Получатель этого письма, бывший министр железных дорог, в то время служил губернатором префектуры Мияги. Хасегава и Харада – Хасегава Кийоси и Харада Кумао. В письме к Хараде, написанном в конце декабря 1942 года, Ямамото говорит: «В обычные времена мне бы уже положено ожидать замену, но по тем или иным причинам я еще ничего не слышал об этом и оказался старейшим на флоте. Слегка перефразируя старую поэму:
Боже мой!..»
В этом «Боже мой!» редкий для его писем способ выражения чувств – одновременно улавливается и насмешка над собой, и тоска по тому, что оставил позади.
В еще более раннем письме, к Мацумото Кентаро, он пишет: «Хотелось бы знать, что думают на Небесах о людях, находящихся здесь, на маленькой черной частице Вселенной, именуемой Земля, или что там говорят о нескольких последних годах – которые есть не что иное, как вспышка в сравнении с вечностью, – ставших для нас чрезвычайными. Это в самом деле забавно».
Ниве Мичи, последняя новость от которой – она учится езде на велосипеде, он писал в начале февраля 1943 года: «Прошу тебя, продолжай и старайся изо всех сил, но не ушиби лицо (а вообще-то, что может случиться с твоими конечностями, если ты поранишь лицо – самую крепкую твою часть?)».

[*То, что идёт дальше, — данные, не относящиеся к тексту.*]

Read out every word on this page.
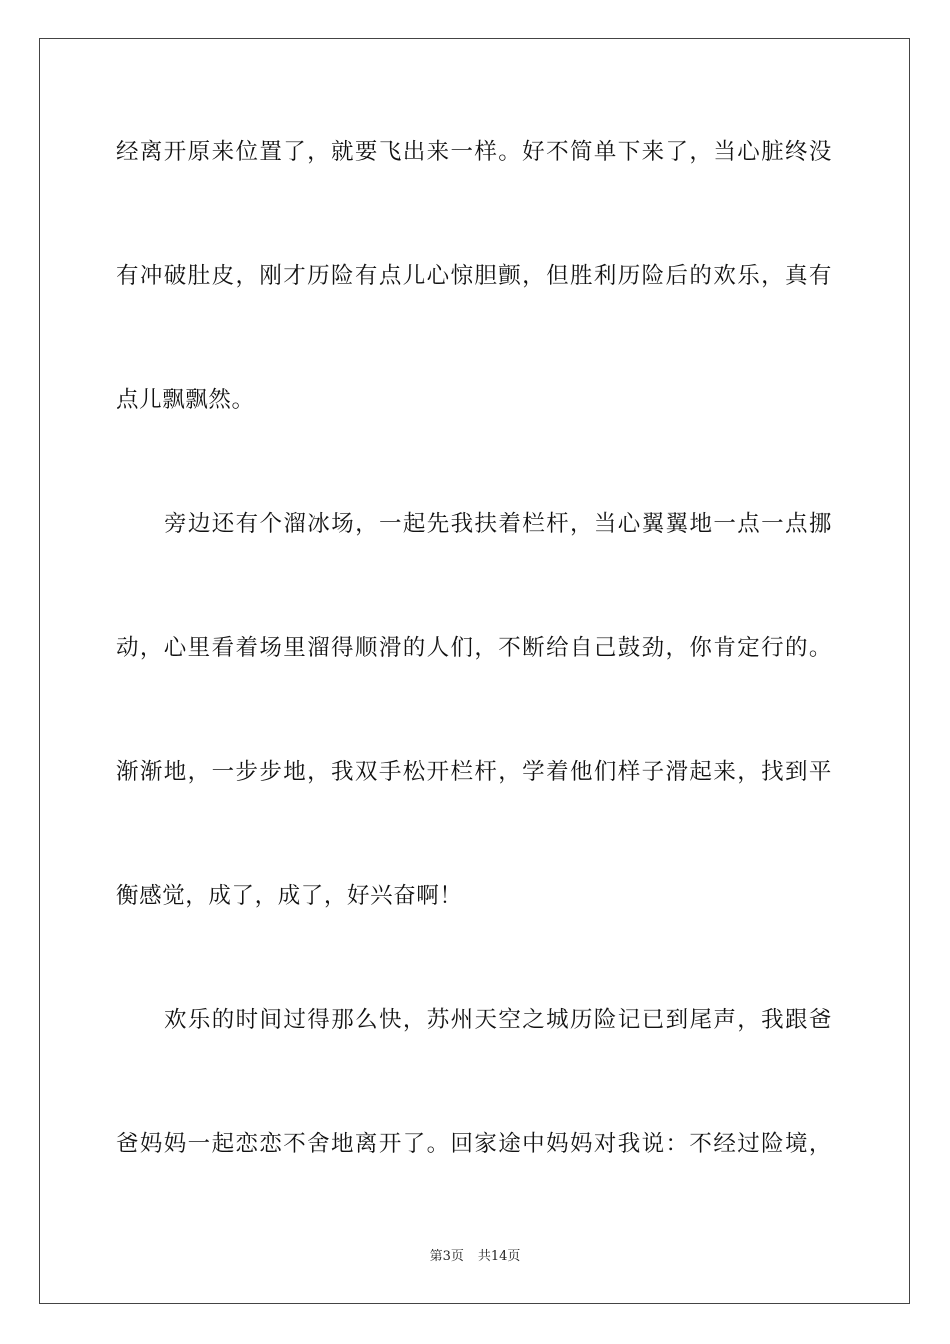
经离开原来位置了，就要飞出来一样。好不简单下来了，当心脏终没
有冲破肚皮，刚才历险有点儿心惊胆颤，但胜利历险后的欢乐，真有
点儿飘飘然。
旁边还有个溜冰场，一起先我扶着栏杆，当心翼翼地一点一点挪
动，心里看着场里溜得顺滑的人们，不断给自己鼓劲，你肯定行的。
渐渐地，一步步地，我双手松开栏杆，学着他们样子滑起来，找到平
衡感觉，成了，成了，好兴奋啊！
欢乐的时间过得那么快，苏州天空之城历险记已到尾声，我跟爸
爸妈妈一起恋恋不舍地离开了。回家途中妈妈对我说：不经过险境，
第3页 共14页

Ниже в этом же письме он продолжает: «Наконец-то мне стало шестьдесят, так что теперь я могу быть спокоен за то, что со мной не будут обращаться как с непослушным мальчиком. Но со мной до сих пор осторожничают, не зная, куда меня деть, хотя мои подчиненные и другие командующие уже сменились по два или три раза (а некоторые даже по пять), а меня, похоже, оставили позади или просто забыли. Наверняка по моему лицу видны утомление, скука, но всякий, кто приезжает сюда из Токио, произносит такие бестактные вещи, как „я уезжал из дому в подавленном настроении, но после того, как увидел вас, господин, мое настроение значительно улучшилось“. Поневоле призадумаешься, а?»
Он плачется Эномото Сигехару, что сто лет не играл в маджонг. Похоже, его начало немного беспокоить состояние здоровья. Как и прежде, он силен в игре в шоги, так что еще немного протянет, но с августа стали опухать ноги и неметь руки. Если жаловался Фурукаве Тосико: пальцы слегка онемели и руки трясутся, когда держит кисточку для письма.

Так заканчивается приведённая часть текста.